Political scientist Heather Roff agrees, arguing that “cyber peace must be grounded in a conception of positive peace that eliminates structural forms of violence” based on four necessary factors: “a society, trust, governance, and the free flow of information.”
In some ways, this sounds like a UN Security Council for the Internet, and we can learn from the successes and failures of that organization. It’s a worthy goal, and one we should strive towards.
On a smaller, more immediate scale, there are ways we can work to promote a more just and equitable Internet right now. For all the problems with government and corporate surveillance we have in the US and other Western democracies, and for all the looming dangers to our lives and liberties that I’ve been describing, it’s important to remember that billions of people enjoy considerably less digital freedom and face far more grave risks as a result of their Internet use, in countries like Egypt, Ethiopia, Myanmar, and Turkey.
I am on the board of an organization called Access Now. Our mission is to defend and extend the digital rights of users at risk around the world. One of the services we offer is a Digital Security Helpline, which provides immediate tech support for civil society members who are being spied on and attacked on the Internet. We also provide policy analysis and advocacy on government proposals around the world, advocate for policy changes in different countries, and convene an annual conference on human rights in the digital age.

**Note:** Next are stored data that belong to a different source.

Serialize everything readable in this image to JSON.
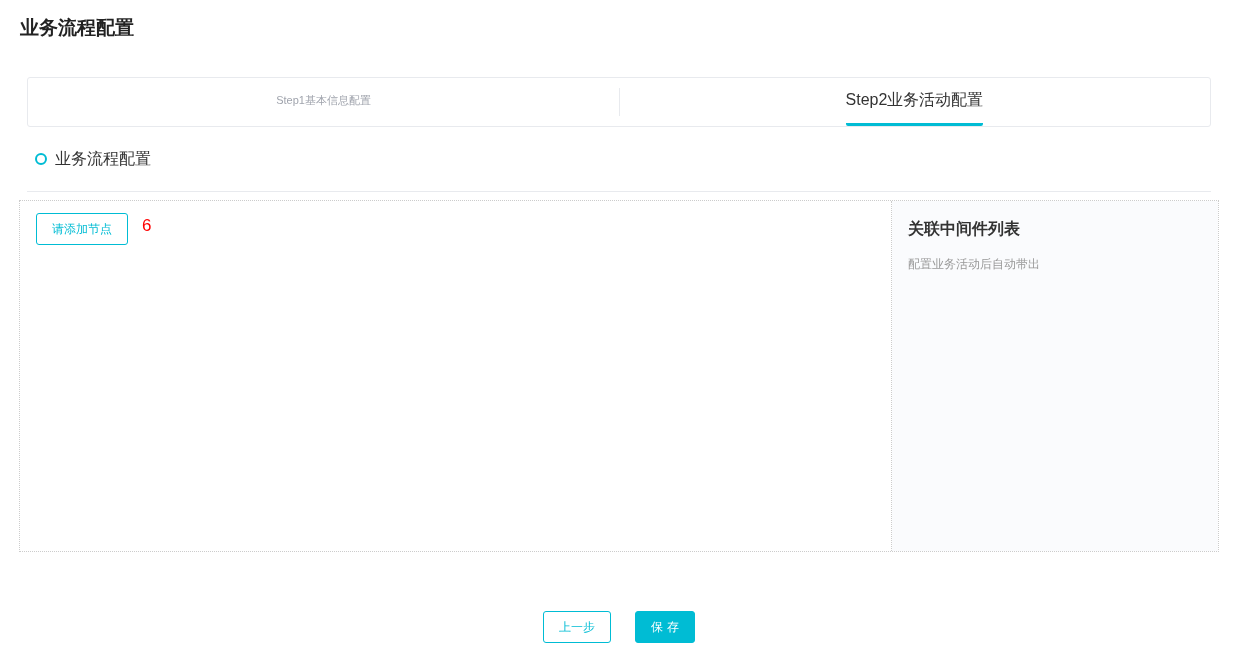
{
  "page_title": "业务流程配置",
  "steps": [
    {
      "label": "Step1基本信息配置",
      "selected": false
    },
    {
      "label": "Step2业务活动配置",
      "selected": true
    }
  ],
  "section": {
    "title": "业务流程配置"
  },
  "canvas": {
    "add_button": "请添加节点",
    "node_count": "6"
  },
  "side_panel": {
    "title": "关联中间件列表",
    "hint": "配置业务活动后自动带出"
  },
  "buttons": [
    {
      "label": "上一步",
      "kind": "secondary"
    },
    {
      "label": "保 存",
      "kind": "primary"
    }
  ]
}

I’ve had that organization and its work in the back of my mind as I’ve been writing this book. Both the problems and solutions I’ve been talking about focus on the world’s liberal democracies. They don’t apply as well to countries that use the Internet to find and arrest dissidents, or arrest people who give security training to dissidents. Even so, the recommendations I make would have a positive effect on them as well, even if it’s only the democracies that follow through on them. In the meantime, there are groups like Access Now working to improve digital rights around the globe: Paradigm Initiative in Nigeria, SMEX in Lebanon, KICTANet in Kenya, Derechos Digitales in Chile, and so on.

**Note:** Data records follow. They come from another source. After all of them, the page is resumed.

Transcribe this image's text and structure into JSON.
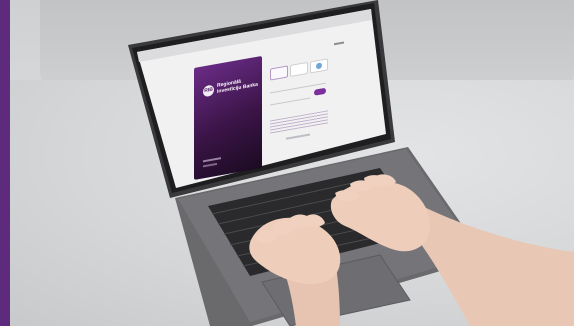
{
  "screen": {
    "card": {
      "logo_text": "RIB",
      "bank_name_line1": "Regionālā",
      "bank_name_line2": "investīciju Banka",
      "footer_line1": "",
      "footer_line2": ""
    },
    "login": {
      "tab1": "",
      "tab2": "",
      "tab3": "",
      "input1_placeholder": "",
      "input2_placeholder": "",
      "button": "",
      "top_link": ""
    }
  }
}
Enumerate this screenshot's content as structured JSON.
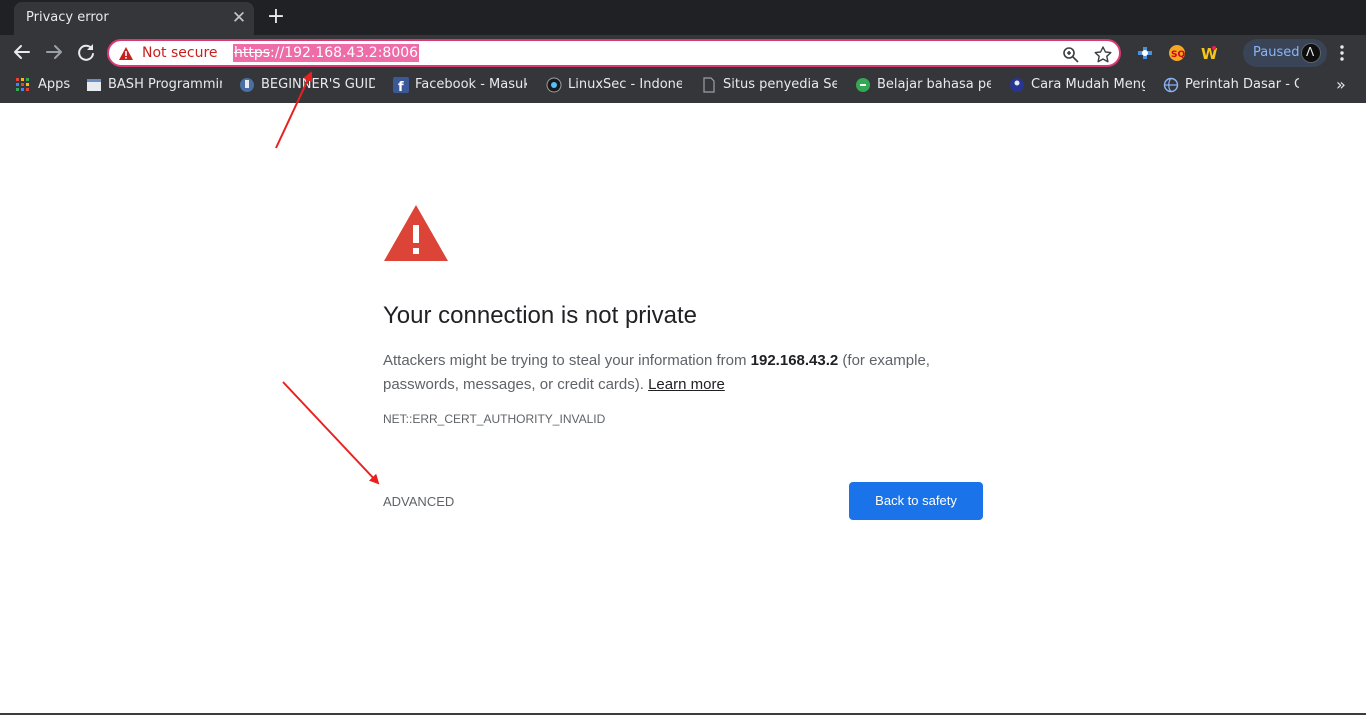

The Internet is often talked about as a societal equalizer, and that’s a fair characterization. It circulates and amplifies important ideas and human ideals. It connects people across borders. And it has sparked and enabled a dozen street-level revolutions led by people seeking greater freedoms and a better future. Who knows what the positive potential of the Internet+ may turn out to be? Of course, the Internet has a dark underbelly as well, and I’ve spent most of this book talking about problems lurking there. But as with most human endeavors, we need to continue hammering away to shape the emerging Internet+ into a medium that embodies and enables the human ideals of trust, security, resilience, peace, and justice the best it can.